“Gli europensionati”, quando il silenzio è oro

“Pagato più di 500mila sterline per non fare niente”. A “spese del contribuente”, s’intende; e soprattutto “per i prossimi tre anni”. Per la serie, la dura vita degli euroburocrati (in pensione).

Il Telegraph fa le pulci alla buonuscita di Herman Van Rompuy, ex presidente permanente del Consiglio Ue. Si potrebbe dire della proverbiale doppiezza inglese e dei suoi tabloid, che si scandalizzano per le pensioni d’oro dei mammasantissima Ue e un po’ meno per i dividendi di platino dei supermanager della City. Ma qui si tratta di soldi pubblici, e allora sotto con la clava, tanto per dare un’altra botta all’Europa matrigna. E ricordare, come ha fatto proprio il Telegraph, che quattro anni lo stesso Van Rompuy fu aspramente criticato per essersi servito di cinque limousine ufficiali per percorrere i 284 chilometri che separano Bruxelles dall’aeroporto parigino Charles de Gaulle. Destinazione: vacanza ai Caraibi. Come stupirsi, dunque, se ancora una volta, a beneficiare di questa storia è uno come Nigel Farage, che nel 2010 è stato multato di 3500 euro per aver definito Van Rompuy uno che ha “lo stesso carisma di uno straccio umido”. Il leader dell’Ukip, partito anti Ue che a Strasburgo è nel gruppo Efdd con il M5S, non si è limitato a dire che il belga ha “vinto il jackpot”, ma che l’Ue è “un racket che si prende cura di se stesso”.

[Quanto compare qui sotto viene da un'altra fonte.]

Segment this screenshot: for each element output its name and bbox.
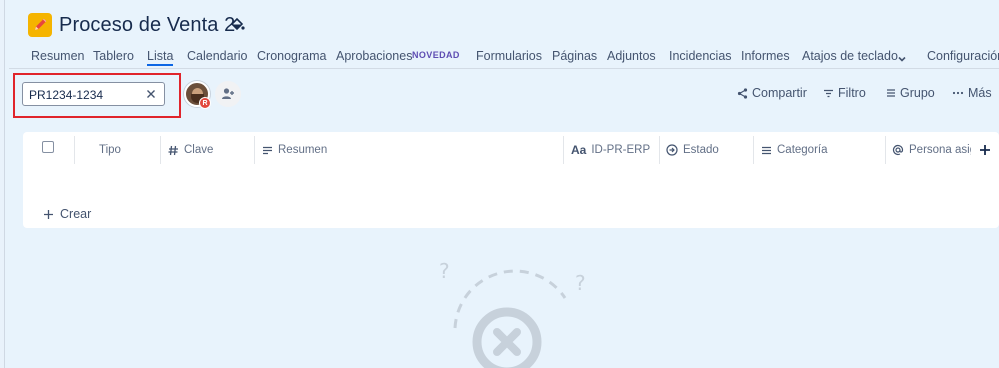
tab-atajos-de-teclado[interactable]: Atajos de teclado	[802, 48, 898, 66]
lines-icon	[263, 146, 272, 154]
filter-icon	[824, 89, 833, 97]
svg-text:?: ?	[439, 259, 450, 283]
tab-calendario[interactable]: Calendario	[187, 48, 247, 66]
project-pencil-icon	[28, 13, 52, 37]
more-label: Más	[968, 86, 992, 100]
column-header-clave[interactable]: Clave	[168, 142, 213, 158]
share-icon	[737, 87, 748, 99]
empty-search-illustration: ? ?	[439, 259, 586, 368]
column-header-categoria[interactable]: Categoría	[761, 142, 828, 158]
more-dots-icon	[952, 91, 964, 95]
page-title[interactable]: Proceso de Venta 2	[59, 14, 235, 37]
group-button[interactable]: Grupo	[886, 86, 935, 100]
column-header-estado[interactable]: Estado	[666, 142, 719, 158]
tab-aprobaciones[interactable]: Aprobaciones	[336, 48, 412, 66]
column-header-id-pr-erp[interactable]: Aa ID-PR-ERP	[571, 142, 650, 158]
column-header-persona-asignada[interactable]: Persona asign	[892, 142, 983, 158]
svg-text:?: ?	[575, 271, 586, 295]
more-button[interactable]: Más	[952, 86, 992, 100]
paint-bucket-icon[interactable]	[228, 16, 246, 34]
issues-table: Tipo Clave Resumen Aa ID-PR-ERP Estado C…	[23, 132, 999, 228]
tab-incidencias[interactable]: Incidencias	[669, 48, 732, 66]
filter-button[interactable]: Filtro	[823, 86, 866, 100]
share-label: Compartir	[752, 86, 807, 100]
chevron-down-icon[interactable]	[897, 51, 907, 62]
list-icon	[762, 146, 771, 154]
tab-adjuntos[interactable]: Adjuntos	[607, 48, 656, 66]
status-arrow-icon	[666, 144, 678, 156]
new-badge: NOVEDAD	[412, 50, 460, 60]
tab-paginas[interactable]: Páginas	[552, 48, 597, 66]
hash-icon	[168, 145, 178, 155]
group-icon	[887, 89, 895, 97]
filter-label: Filtro	[838, 86, 866, 100]
tab-configuracion[interactable]: Configuración d	[927, 48, 999, 66]
close-icon[interactable]	[144, 87, 158, 101]
column-header-resumen[interactable]: Resumen	[262, 142, 327, 158]
group-label: Grupo	[900, 86, 935, 100]
add-people-icon[interactable]	[215, 81, 241, 107]
tab-resumen[interactable]: Resumen	[31, 48, 85, 66]
plus-icon	[44, 209, 53, 219]
share-button[interactable]: Compartir	[737, 86, 807, 100]
tab-formularios[interactable]: Formularios	[476, 48, 542, 66]
text-field-icon: Aa	[571, 143, 587, 157]
tabs-divider	[9, 68, 999, 69]
plus-icon	[980, 145, 990, 155]
column-header-tipo[interactable]: Tipo	[99, 142, 121, 158]
tab-lista[interactable]: Lista	[147, 48, 174, 66]
tab-cronograma[interactable]: Cronograma	[257, 48, 326, 66]
tab-tablero[interactable]: Tablero	[93, 48, 134, 66]
add-column-button[interactable]	[971, 136, 999, 164]
at-icon	[892, 144, 904, 156]
search-input-value[interactable]: PR1234-1234	[29, 88, 103, 102]
select-all-checkbox[interactable]	[42, 141, 54, 153]
search-input[interactable]: PR1234-1234	[22, 82, 165, 106]
create-issue-button[interactable]: Crear	[43, 207, 91, 221]
avatar-badge: R	[199, 97, 211, 109]
tab-informes[interactable]: Informes	[741, 48, 790, 66]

Secondo il Telegraph, allora, Van Rompuy, verrà pagato circa 170mila euro all’anno, e cioè il 55% del suo stipendio base, fino al 2017. A questi si devono aggiungere 26.700 euro di una tantum e una pensione Ue di 66.100 euro all’anno. In totale, fanno 578mila sterline (circa 735mila euro), almeno fino al 2017. L’indennità triennale, secondo il Telegraph sarà tassata con un’aliquota prevista dalla Ue community tax, che è più bassa rispetto a quanto prevede il regime fiscale del suo Paese.

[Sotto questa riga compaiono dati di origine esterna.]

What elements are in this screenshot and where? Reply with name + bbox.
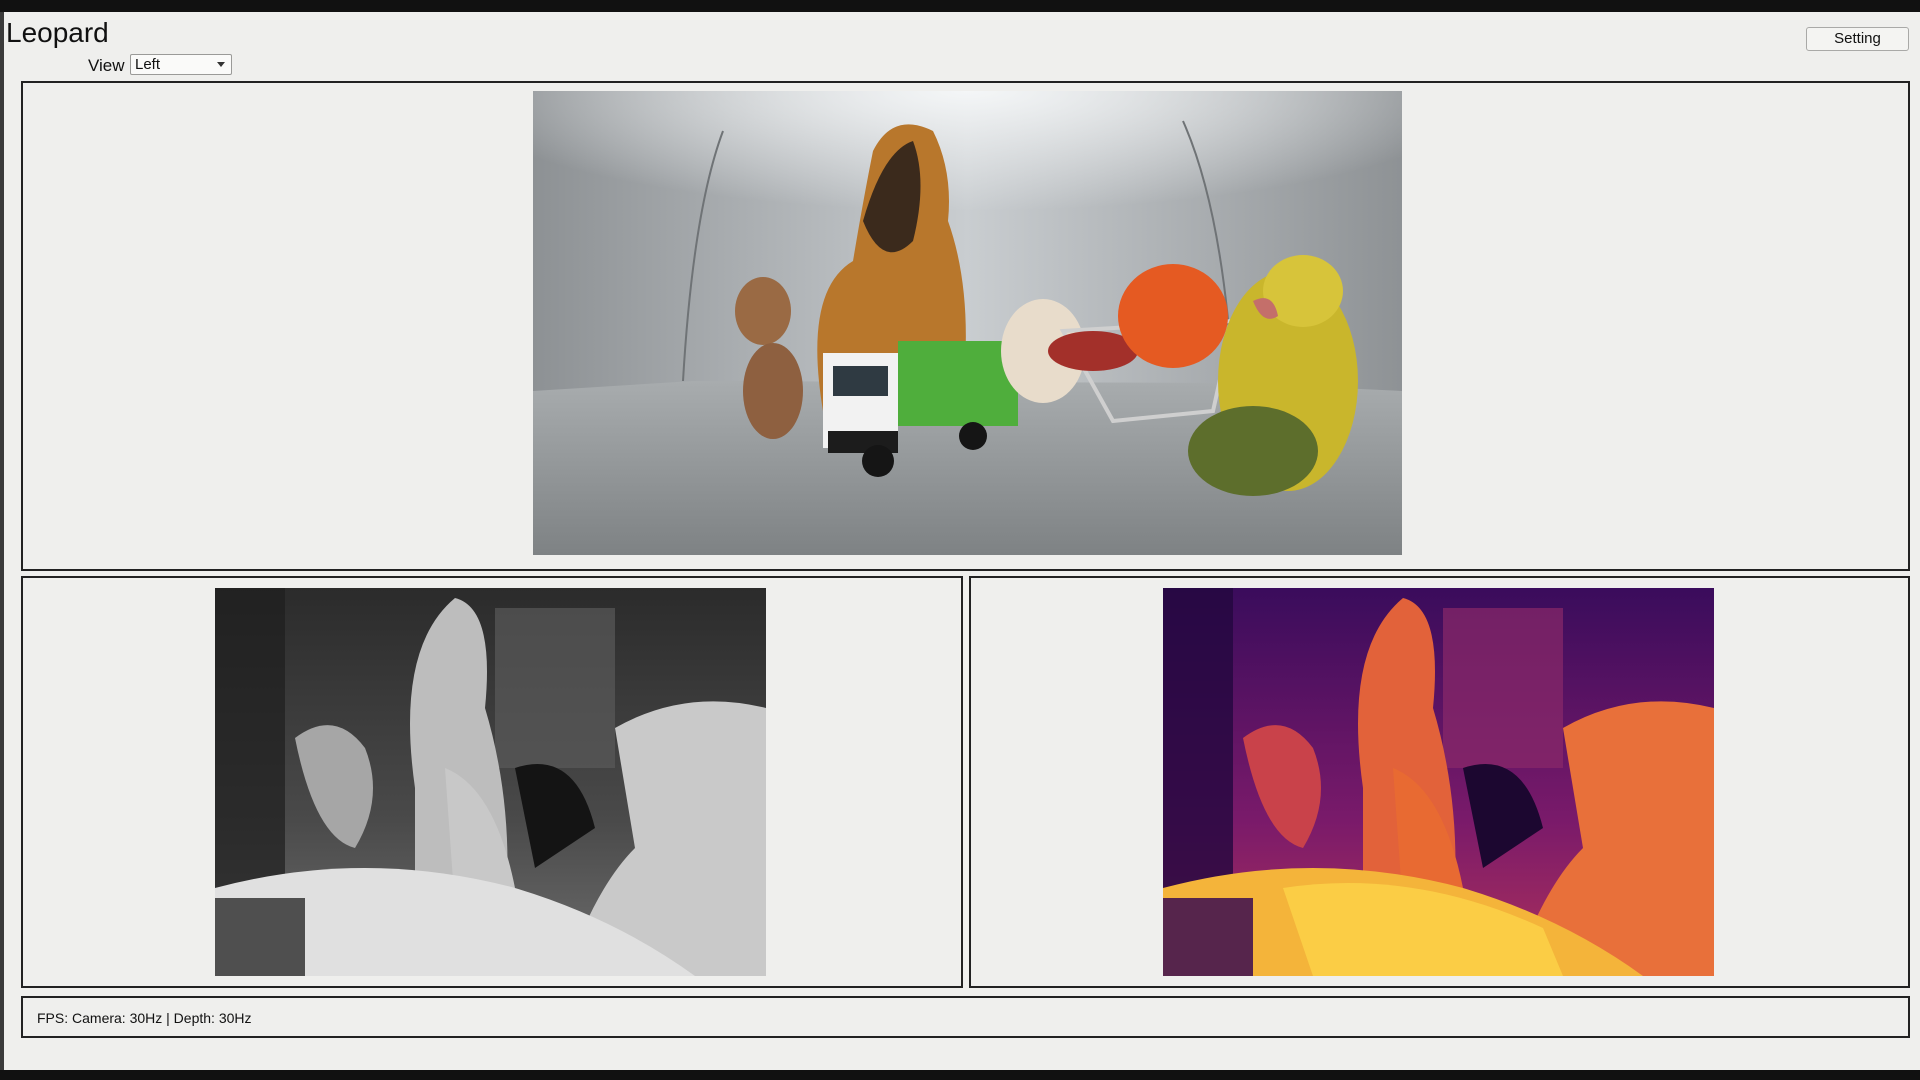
- chevron-down-icon: [217, 62, 225, 67]
- fps-status: FPS: Camera: 30Hz | Depth: 30Hz: [37, 1010, 252, 1026]
- camera-image: [533, 91, 1402, 555]
- view-label: View: [88, 56, 125, 75]
- view-select-value: Left: [135, 56, 161, 73]
- color-depth-panel: [969, 576, 1910, 988]
- status-bar: FPS: Camera: 30Hz | Depth: 30Hz: [21, 996, 1910, 1038]
- app-title: Leopard: [6, 17, 109, 48]
- grayscale-depth-image: [215, 588, 766, 976]
- setting-button[interactable]: Setting: [1806, 27, 1909, 51]
- grayscale-depth-panel: [21, 576, 963, 988]
- color-depth-image: [1163, 588, 1714, 976]
- camera-panel: [21, 81, 1910, 571]
- view-select[interactable]: Left: [130, 54, 232, 75]
- window-edge: [0, 12, 4, 1070]
- app-window: Leopard View Left Setting FPS: Camera: 3…: [0, 12, 1920, 1070]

In tempi di crisi economica, che ha significato soprattutto austerità e dunque mano al portafogli per i soliti noti, è naturale che anche le “liquidazioni” dei politici Ue rappresentino un tema sensibile, anche in un Paese come il nostro, che ha fatto del “dagli alla casta” l’ennesimo pretesto per la disaffezione dalla politica. Le istituzioni Ue, tuttavia difendono le indennità, affermando che si tratta del giusto prezzo per pagare “la totale indipendenza” dei suoi (ex) alti funzionari. Insomma, per evitare che i depositari in quiescenza dei segreti Ue siano avvicinati e corrotti, occorre foraggiarli bene, anche dopo il brindisi di fine mandato, e assicurarsi che restino dalla parte giusta per i tre anni successivi all’addio. E 36 mesi dopo la fine dell’incarico, il funzionario Ue è evidentemente ritenuto non più in grado di nuocere alla bisogna, e quindi capace di badare a se stesso con un trattamento economico senza più indennità. Sempre la stessa storia, dunque: il silenzio va pagato, e bene. Anche perché, si fa notare, se un ex commissario europeo vorrà lavorare altrove entro i 18 mesi dalla fine del suo incarico bruxellese, dovrà comunque chiedere il permesso all’Ue.

Secondo il sito olandese Elsevier, il silenzio di Barroso prevede un’indennità per i prossimi tre anni di 611.440 euro, compresa una pensione di 128mila euro, mentre per l’ex Miss Pesc, Catherine Ashton, è pronto un assegno fino al 2017 di 534.537.